Wednesday, June 4, 2008

Rain, Rain, Go Away -- Damages from Overflow of Clogged Roof Drain Found to be Covered

Potoff v. Chubb Indem. Ins. Co.
(Sup. Ct., New York Co., decided 5/23/2008)

Chubb insured Potoff's 4th floor co-oped apartment and studio under a named perils policy that covered damages resulting from, among other things, the "accidental discharge or overflow from within a plumbing ... system..." including "from water and water borne material which backs up from within sewers or drains."

After a heavy overnight rainstorm, rainwater collected on the roof and leaked into the apartments below through "various fissures in the roof". Firemen who had been dispatched to the building found and removed a plastic bag that had been clogging the roof drain, allowing 18 inches of standing water on the roof to drain.

Although Chubb did not dispute that the roof drain was a "plumbing sytem", it denied coverage based on its position that that the blockage of water in the roof drain did not cause an accidental discharge or overflow from within the drain and that, in any event, the proximate cause of Potoff's was the passage of water through the roof.

In denying Chubb's motion and granting the insured's cross motion for summary judgment, Justice Martin Shulman rejected Chubb's arument on causation, finding:

If the accumulation of water on the roof resulted from an accidental overflow from within the roof drain, then the fact that the water had to pass through the surface of the roof in order to damage plaintiffs property does not alter the fact that such damage was directly caused by the overflow.

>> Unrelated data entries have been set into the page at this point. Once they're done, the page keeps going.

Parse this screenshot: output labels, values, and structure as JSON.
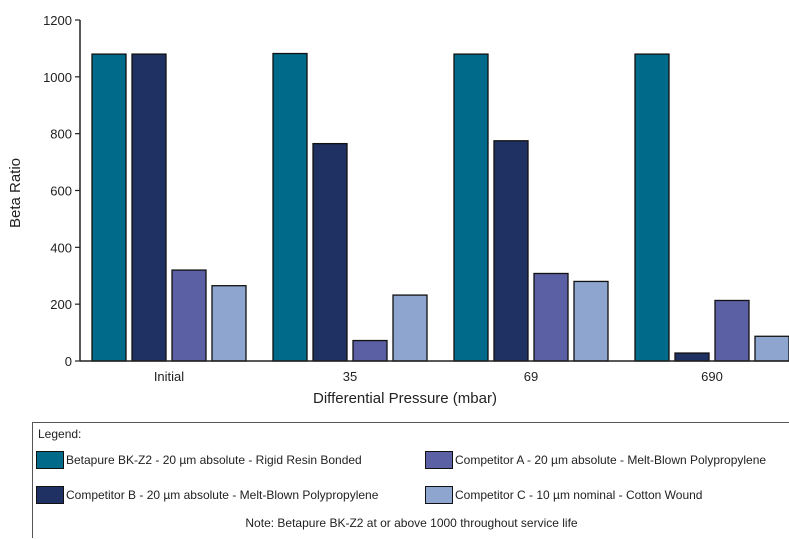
{
  "chart_data": {
    "type": "bar",
    "xlabel": "Differential Pressure (mbar)",
    "ylabel": "Beta Ratio",
    "ylim": [
      0,
      1200
    ],
    "yticks": [
      0,
      200,
      400,
      600,
      800,
      1000,
      1200
    ],
    "categories": [
      "Initial",
      "35",
      "69",
      "690"
    ],
    "grid": false,
    "legend_placement": "bottom",
    "series": [
      {
        "name": "Betapure BK-Z2 - 20 µm absolute - Rigid Resin Bonded",
        "color": "#006a8a",
        "values": [
          1080,
          1082,
          1080,
          1080
        ]
      },
      {
        "name": "Competitor B - 20 µm absolute - Melt-Blown Polypropylene",
        "color": "#1f3163",
        "values": [
          1080,
          765,
          775,
          28
        ]
      },
      {
        "name": "Competitor A - 20 µm absolute - Melt-Blown Polypropylene",
        "color": "#5b5fa3",
        "values": [
          320,
          72,
          308,
          213
        ]
      },
      {
        "name": "Competitor C - 10 µm nominal - Cotton Wound",
        "color": "#8ea5cf",
        "values": [
          265,
          232,
          280,
          87
        ]
      }
    ]
  },
  "legend": {
    "title": "Legend:",
    "note": "Note: Betapure BK-Z2 at or above 1000 throughout service life"
  }
}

The roof, whether portions of it were weakened by the water or not, was merely the setting through which the water passed.
Noting that "[t]he issue here... is not what the efficient cause of Potoff's damages was, but whether the water that caused those damages was an accidental overflow from the subject drain", the court held:
The tests to be applied in construing an insurance policy are common speech and the reasonable expectation and purpose of the ordinary businessman." Ace Wire & Cable Co., Inc. v Aetna Cas. & Sur. Co., 60 NY2d 390, 398 (1983) (citations omitted). Under those tests, where water that normally would go down a drain is stopped from doing so by an obstruction in the drain, the resulting overflow is an overflow from within the plumbing system. It is undisputed that the plastic bag clogged the drain. Accordingly, some water entered the drain, then continuously overflowed once the drain's capacity was exceeded.
Partial summary judgment on liability granted to Pottoff, with the amount of damages to be determined at trial, if not resolved first in court-ordered mediation.

Post Script (March 13, 2009) ~~ The First Department AFFIRMED this decision here.